Dr. Thomas serves as an MIMG clinical and research cardiologist.  He directs the Nuclear Cardiology program and serves as co-director of CT Services and the Lipid Clinic.  In addition, he teaches at the University of California, Irvine School of Medicine where he is a Clinical Professor of Medicine and Director of Nuclear Cardiology Education.  He is a Past President of the American Society of Nuclear Cardiology (ASNC) and serves on an array of committees within ASNC and the American College of Cardiology.

He has had a long interest in research, serving as the national or local Principal Investigator or Co-Principal Investigator of 45 clinical trials.  His primary areas of research are in nuclear, preventive and clinical cardiology.  He serves, and has served, as a consultant to a number of companies developing new molecules for clinical use.  His research work is reflected in over 100 articles, abstracts, book chapters and the text Exercise & Health: The Evidence and the Implications.  He frequently presents his work in the US and abroad.  

His major contributions in nuclear cardiology have been helping pioneer the addition of low level exercise to adenosine stress, databasing and prognostic studies of outpatient myocardial perfusion imaging, encouraging the merging of nuclear cardiology images with those of cardiac CT and developing protocols for the use of a new stress vasodilator agent, regadenoson, with low level exercise and in COPD patients.

Beginning in 2008, he has co-led a joint US-Egyptian team that discovered that ancient Egyptian mummies housed at the National Museum of Antiquities in Cairo, Egypt had atherosclerosis.  This work challenges the conventional wisdom that atherosclerosis is a disease of contemporary humans.  These findings were reported in the Journal of the American Medical Association and globally both on television and the print media including features in the New York Times, the Wall Street Journal and Al-Ahram. In April of 2010, on behalf of the team’s work, he received the prestigious Award of the 1st International Scientific Conference on Ancient Egyptian Culture awarded by the Egyptian Supreme Council of Antiquities and Cairo University.

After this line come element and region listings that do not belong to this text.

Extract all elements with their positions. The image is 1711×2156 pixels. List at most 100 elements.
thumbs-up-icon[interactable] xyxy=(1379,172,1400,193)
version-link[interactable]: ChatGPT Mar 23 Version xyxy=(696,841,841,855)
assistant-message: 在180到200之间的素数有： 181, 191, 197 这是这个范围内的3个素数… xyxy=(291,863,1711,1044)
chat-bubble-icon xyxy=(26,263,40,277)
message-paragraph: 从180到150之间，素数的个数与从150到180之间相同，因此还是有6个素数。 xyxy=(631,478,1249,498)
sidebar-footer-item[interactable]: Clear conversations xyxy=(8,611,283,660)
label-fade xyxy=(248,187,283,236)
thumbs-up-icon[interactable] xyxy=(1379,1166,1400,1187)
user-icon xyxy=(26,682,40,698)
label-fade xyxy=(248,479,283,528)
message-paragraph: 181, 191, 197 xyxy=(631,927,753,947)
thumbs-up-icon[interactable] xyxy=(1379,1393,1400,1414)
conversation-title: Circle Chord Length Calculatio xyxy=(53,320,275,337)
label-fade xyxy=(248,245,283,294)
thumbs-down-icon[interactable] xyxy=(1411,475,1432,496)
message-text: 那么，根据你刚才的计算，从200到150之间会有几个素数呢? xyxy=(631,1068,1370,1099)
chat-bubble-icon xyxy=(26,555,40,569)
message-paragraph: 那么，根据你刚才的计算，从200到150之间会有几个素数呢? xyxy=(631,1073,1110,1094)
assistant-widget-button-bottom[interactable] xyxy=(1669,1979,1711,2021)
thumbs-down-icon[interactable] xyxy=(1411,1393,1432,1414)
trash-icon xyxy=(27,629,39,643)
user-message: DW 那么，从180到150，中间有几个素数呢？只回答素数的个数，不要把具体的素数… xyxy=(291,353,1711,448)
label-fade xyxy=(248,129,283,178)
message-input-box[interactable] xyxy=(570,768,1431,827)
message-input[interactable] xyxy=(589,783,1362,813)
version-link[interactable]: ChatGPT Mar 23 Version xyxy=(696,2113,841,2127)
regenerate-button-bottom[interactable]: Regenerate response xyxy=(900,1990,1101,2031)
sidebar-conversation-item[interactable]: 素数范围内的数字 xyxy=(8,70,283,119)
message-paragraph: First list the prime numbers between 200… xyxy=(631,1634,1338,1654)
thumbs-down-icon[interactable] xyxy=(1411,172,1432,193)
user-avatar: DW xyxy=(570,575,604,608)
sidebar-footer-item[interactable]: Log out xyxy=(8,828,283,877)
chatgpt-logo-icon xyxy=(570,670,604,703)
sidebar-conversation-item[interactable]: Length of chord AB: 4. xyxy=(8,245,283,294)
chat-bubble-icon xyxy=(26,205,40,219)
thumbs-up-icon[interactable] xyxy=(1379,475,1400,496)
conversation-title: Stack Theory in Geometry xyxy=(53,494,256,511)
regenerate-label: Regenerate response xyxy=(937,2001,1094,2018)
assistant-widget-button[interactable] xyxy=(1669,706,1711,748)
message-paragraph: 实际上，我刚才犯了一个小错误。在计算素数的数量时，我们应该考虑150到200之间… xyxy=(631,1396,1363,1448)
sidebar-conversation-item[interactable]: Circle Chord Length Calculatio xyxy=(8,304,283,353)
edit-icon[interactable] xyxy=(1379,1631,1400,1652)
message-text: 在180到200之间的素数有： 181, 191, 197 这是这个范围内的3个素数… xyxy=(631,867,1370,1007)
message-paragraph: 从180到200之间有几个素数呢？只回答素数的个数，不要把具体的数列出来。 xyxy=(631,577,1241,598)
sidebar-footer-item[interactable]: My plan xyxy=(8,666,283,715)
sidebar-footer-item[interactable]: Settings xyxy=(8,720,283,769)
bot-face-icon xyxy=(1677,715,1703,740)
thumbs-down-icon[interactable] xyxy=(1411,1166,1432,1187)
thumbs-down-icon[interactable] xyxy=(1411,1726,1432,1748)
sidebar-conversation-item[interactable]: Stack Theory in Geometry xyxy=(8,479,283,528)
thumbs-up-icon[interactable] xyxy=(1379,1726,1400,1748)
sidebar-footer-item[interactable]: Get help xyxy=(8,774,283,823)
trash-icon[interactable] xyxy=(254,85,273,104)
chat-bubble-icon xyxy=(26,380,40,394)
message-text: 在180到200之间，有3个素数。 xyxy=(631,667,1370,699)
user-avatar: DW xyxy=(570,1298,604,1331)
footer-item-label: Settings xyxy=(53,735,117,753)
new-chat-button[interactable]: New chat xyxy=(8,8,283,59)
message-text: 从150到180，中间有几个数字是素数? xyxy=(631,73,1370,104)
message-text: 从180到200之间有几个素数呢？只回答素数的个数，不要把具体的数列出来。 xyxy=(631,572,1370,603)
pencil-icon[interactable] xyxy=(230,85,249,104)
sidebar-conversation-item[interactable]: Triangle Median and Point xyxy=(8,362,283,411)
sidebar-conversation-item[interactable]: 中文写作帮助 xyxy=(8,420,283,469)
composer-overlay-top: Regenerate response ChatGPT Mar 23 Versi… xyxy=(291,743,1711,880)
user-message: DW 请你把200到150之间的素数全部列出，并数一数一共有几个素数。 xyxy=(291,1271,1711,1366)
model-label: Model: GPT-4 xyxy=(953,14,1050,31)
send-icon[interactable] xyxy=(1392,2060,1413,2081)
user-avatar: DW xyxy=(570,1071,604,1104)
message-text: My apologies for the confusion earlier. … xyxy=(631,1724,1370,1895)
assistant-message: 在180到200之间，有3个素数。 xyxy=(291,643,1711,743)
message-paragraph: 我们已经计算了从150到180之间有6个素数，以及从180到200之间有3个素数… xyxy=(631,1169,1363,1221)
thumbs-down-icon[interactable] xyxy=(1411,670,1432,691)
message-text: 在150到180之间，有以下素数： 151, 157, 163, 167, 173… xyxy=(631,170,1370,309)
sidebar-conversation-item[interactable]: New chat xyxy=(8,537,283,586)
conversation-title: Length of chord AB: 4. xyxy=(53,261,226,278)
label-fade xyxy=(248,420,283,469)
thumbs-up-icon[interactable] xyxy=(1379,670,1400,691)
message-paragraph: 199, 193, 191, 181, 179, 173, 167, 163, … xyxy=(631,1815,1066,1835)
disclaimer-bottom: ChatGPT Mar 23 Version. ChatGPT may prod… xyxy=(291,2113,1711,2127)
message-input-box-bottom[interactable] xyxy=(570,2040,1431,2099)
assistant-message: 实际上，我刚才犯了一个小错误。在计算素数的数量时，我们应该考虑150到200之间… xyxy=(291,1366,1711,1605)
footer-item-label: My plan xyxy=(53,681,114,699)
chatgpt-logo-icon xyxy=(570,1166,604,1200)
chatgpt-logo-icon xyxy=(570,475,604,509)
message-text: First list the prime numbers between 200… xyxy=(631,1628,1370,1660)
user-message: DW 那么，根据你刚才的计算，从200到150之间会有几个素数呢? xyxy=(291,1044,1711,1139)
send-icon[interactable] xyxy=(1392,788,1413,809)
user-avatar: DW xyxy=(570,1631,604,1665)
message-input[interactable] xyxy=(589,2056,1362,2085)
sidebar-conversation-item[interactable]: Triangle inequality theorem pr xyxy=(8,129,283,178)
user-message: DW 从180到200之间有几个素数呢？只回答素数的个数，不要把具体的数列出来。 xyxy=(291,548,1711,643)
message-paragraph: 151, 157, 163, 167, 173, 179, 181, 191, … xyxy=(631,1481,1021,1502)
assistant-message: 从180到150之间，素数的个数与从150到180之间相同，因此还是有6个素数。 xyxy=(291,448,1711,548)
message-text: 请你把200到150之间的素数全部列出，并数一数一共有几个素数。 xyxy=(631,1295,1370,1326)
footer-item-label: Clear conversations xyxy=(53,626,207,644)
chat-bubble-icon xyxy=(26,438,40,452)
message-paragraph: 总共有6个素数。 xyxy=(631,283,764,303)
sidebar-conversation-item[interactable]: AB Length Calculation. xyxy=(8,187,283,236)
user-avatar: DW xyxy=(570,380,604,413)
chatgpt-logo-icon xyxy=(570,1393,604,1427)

Dr. Thomas received his undergraduate degree from the University of California, Irvine, where he was a Regents Scholar, graduating Phi Beta Kappa and being named one of two Outstanding Seniors at the university. He earned his medical degree from the University of California, San Francisco where he was also a Regent’s Scholar and received Alpha Omega Alpha honors and the Chancellor’s Public Service Award upon graduation. Concomitant with medical school he studied at the University of California, Berkeley where he received a Masters of Public Health. Postgraduate training included an Internship and Residency in Internal Medicine at the Massachusetts General Hospital and Harvard Medical School and fellowships in cardiology at Cedars Sinai Medical Center in Los Angeles and the Massachusetts General Hospital.

He serves on the Editorial Boards of the Journal of Nuclear Cardiology and JACC-Imaging, the American Heart Hospital Journal and the Tehran Heart Journal.

In recognition of his educational contributions to the University of California, Irvine, the graduating cardiology fellows honored him with a Faculty of the Year Award in 2007.